Companies in Asia are discovering that helping the poor can be profitable.
These companies, which are engaged in what is called “inclusive business,” are commercially profitable operations whose core business model is to provide largescale innovative solutions to the problems of people who live on less than $3 a day - or about 60% of Asia’s population.
This group of people, sometimes called the “base of the pyramid,” is neglected by many companies as customers. They are often only helped by companies through corporate charity or other programs.
“Inclusive business differs from corporate social responsibility and social enterprise because of its business scale, growth potential, and focus on systemic changes for poor people.”
- Armin Bauer, Principal Economist, ADB
“Inclusive business differs from corporate social responsibility and social enterprise because of its business scale, growth potential, and focus on systemic changes for poor people,” said Armin Bauer, a Principal Economist with the Asian Development Bank.
“Inclusive Business is also distinguished from impact investments in that it places the impact on poor and vulnerable people and de-emphasizes impact on the environment or good governance,” he said.
Inclusive business relies on profit making as an incentive to improve the well-being of low-income and vulnerable populations.
The Manila Water Company, which provides water utility services to about seven million people in the eastern part of Manila, Philippines, is an example of this business model.

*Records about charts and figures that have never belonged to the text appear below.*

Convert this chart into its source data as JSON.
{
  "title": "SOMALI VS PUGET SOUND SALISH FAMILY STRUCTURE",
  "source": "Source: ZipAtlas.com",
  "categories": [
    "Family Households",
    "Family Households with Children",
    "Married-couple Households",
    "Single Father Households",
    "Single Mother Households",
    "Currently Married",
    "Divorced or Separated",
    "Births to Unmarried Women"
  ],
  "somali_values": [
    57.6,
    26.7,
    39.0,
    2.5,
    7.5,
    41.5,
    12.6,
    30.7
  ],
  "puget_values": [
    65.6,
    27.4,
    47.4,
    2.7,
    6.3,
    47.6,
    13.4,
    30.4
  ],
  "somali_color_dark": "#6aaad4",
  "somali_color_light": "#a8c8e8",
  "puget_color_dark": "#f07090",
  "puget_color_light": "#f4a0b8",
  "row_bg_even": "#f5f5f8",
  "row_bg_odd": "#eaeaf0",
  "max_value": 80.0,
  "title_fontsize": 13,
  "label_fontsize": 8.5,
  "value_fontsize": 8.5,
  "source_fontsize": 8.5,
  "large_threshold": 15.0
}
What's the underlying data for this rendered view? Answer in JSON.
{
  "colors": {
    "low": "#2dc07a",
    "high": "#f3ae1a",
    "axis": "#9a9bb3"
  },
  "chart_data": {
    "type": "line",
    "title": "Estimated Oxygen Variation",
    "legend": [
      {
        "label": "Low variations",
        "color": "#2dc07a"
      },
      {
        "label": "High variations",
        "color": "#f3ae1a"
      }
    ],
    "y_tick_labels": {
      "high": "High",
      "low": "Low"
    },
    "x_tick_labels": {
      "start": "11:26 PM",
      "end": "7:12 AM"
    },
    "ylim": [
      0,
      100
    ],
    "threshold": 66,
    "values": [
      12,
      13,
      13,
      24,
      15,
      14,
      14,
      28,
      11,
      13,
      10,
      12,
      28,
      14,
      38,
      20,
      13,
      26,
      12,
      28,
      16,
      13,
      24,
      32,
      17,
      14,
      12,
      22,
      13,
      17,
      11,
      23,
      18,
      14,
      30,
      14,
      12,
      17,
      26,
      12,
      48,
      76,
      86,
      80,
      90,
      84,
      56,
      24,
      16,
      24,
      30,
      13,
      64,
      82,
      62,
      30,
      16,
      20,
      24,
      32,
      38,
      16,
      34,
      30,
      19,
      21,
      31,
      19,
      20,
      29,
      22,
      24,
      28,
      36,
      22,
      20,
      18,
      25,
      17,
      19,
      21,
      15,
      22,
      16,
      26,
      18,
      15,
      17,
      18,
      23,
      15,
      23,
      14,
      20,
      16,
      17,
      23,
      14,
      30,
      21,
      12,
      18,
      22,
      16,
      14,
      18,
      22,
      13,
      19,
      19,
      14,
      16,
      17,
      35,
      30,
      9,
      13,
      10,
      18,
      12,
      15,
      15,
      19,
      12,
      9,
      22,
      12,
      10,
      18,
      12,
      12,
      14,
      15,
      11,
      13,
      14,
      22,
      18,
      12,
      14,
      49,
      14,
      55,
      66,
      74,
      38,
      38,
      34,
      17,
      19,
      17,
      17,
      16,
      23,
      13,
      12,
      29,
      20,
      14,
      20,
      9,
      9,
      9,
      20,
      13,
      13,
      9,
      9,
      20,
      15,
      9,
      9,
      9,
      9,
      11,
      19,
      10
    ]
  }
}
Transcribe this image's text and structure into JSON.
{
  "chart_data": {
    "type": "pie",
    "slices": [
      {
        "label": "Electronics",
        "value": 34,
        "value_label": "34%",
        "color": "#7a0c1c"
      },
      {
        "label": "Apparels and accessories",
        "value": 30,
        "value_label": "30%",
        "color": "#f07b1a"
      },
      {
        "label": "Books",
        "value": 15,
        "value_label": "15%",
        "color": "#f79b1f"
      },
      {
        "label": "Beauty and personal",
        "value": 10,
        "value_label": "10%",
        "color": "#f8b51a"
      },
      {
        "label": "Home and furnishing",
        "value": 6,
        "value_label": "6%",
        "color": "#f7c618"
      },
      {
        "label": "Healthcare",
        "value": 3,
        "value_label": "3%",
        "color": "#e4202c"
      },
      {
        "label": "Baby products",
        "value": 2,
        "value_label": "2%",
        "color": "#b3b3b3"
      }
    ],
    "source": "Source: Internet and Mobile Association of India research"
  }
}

The company took over as the public water provider for the eastern part of Manila in 1999. Rather than focusing on wealthy or middle class neighborhoods, the company prioritized serving slum areas, in which about one in four people had access to clean, piped water. The company connected about a million people, mostly the poor in urban slum areas, with water and made significant profits.
“The business plan of Manila Water was to start with providing service to poor areas, not just do it as an add-on later,” said Mr. Bauer, with ADB. “They upgraded service to the wealthy areas after they made substantial profits serving the poor first.”

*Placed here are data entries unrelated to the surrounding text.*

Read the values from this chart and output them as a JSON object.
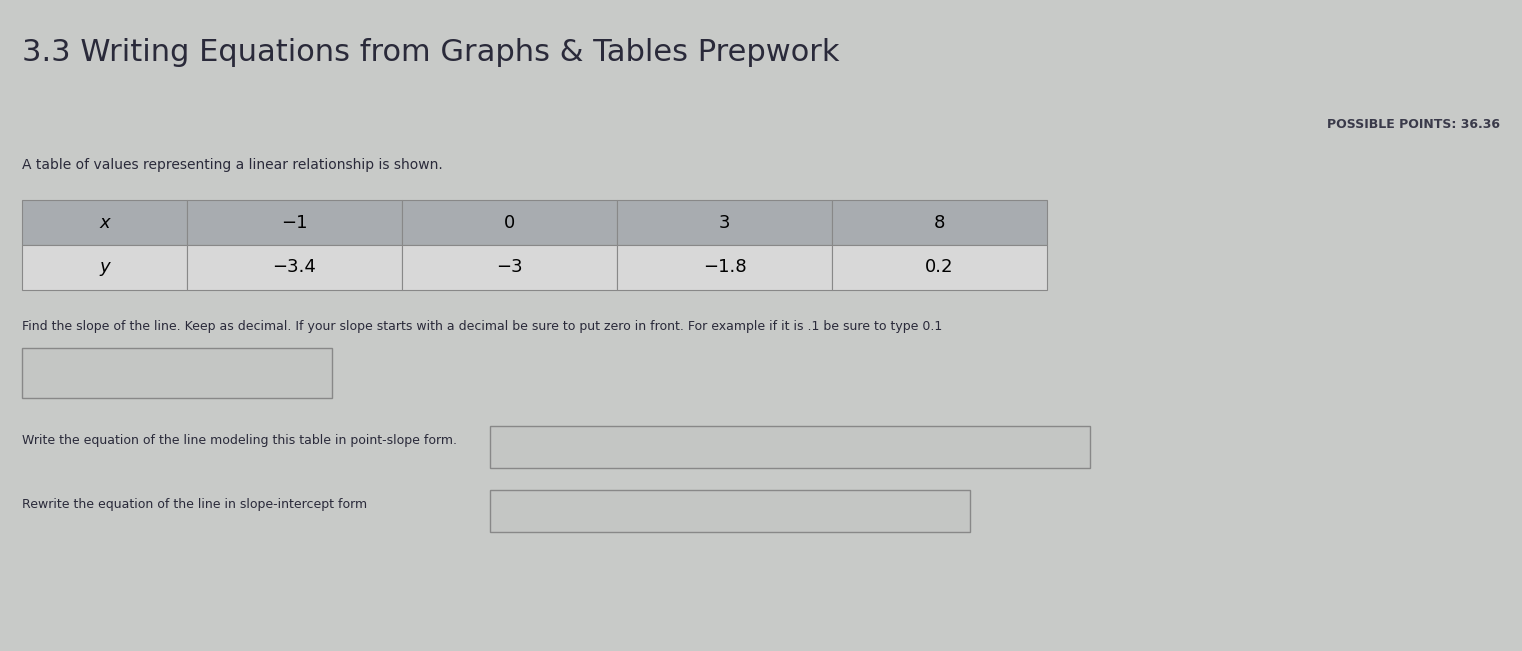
{
  "title": "3.3 Writing Equations from Graphs & Tables Prepwork",
  "possible_points": "POSSIBLE POINTS: 36.36",
  "table_intro": "A table of values representing a linear relationship is shown.",
  "table_headers": [
    "x",
    "−1",
    "0",
    "3",
    "8"
  ],
  "table_row2": [
    "y",
    "−3.4",
    "−3",
    "−1.8",
    "0.2"
  ],
  "find_slope_text": "Find the slope of the line. Keep as decimal. If your slope starts with a decimal be sure to put zero in front. For example if it is .1 be sure to type 0.1",
  "point_slope_label": "Write the equation of the line modeling this table in point-slope form.",
  "slope_intercept_label": "Rewrite the equation of the line in slope-intercept form",
  "bg_color": "#c8cac8",
  "table_header_bg": "#a8acb0",
  "table_cell_bg": "#d8d8d8",
  "table_border_color": "#888888",
  "input_box_bg": "#c8cac8",
  "input_box_border": "#888888",
  "title_color": "#2a2a3a",
  "text_color": "#2a2a3a",
  "pp_color": "#3a3a4a",
  "title_fontsize": 22,
  "body_fontsize": 10,
  "table_fontsize": 13
}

ADB and its partners are supporting such inclusive business models through a variety of means. This includes a $3.6 million grant that will help companies throughout Asia become better at inclusive business, or assisting the poor while making a profit.
The grant will help ADB improve its expertise at making inclusive business deals with private sector companies, and also help ADB member countries develop policies that promote businesses that directly benefit the poor.
This includes, for example, linking inclusive business startups to existing government resources, such as small business loans. Other assistance includes supporting government job creation programs that benefit the poor, such as slum upgrading programs and climate-proofing poor neighborhoods.
Among the potential projects to receive support this year are a cacao project and seafarers scholarships in the Philippines; spice production in Cambodia and India; a water project in the People's Republic of China; a drip irrigation program in India; and rural bank loan projects in Pakistan and Tajikistan.
Prior to this most recent grant, ADB conducted market studies in countries throughout Asia to better understand the potential for inclusive business in the region. The studies looked at how many inclusive business companies are already operating in the region, how many financial institutions support inclusive business, the problems the companies face and possible solutions, as well as opportunities to start new inclusive businesses.
ADB's investments in inclusive business companies have steadily increased in recent years. Six out of the 22 approved private sector projects in 2013 were considered inclusive business. This was up from 5% from the period between 2000 and 2012.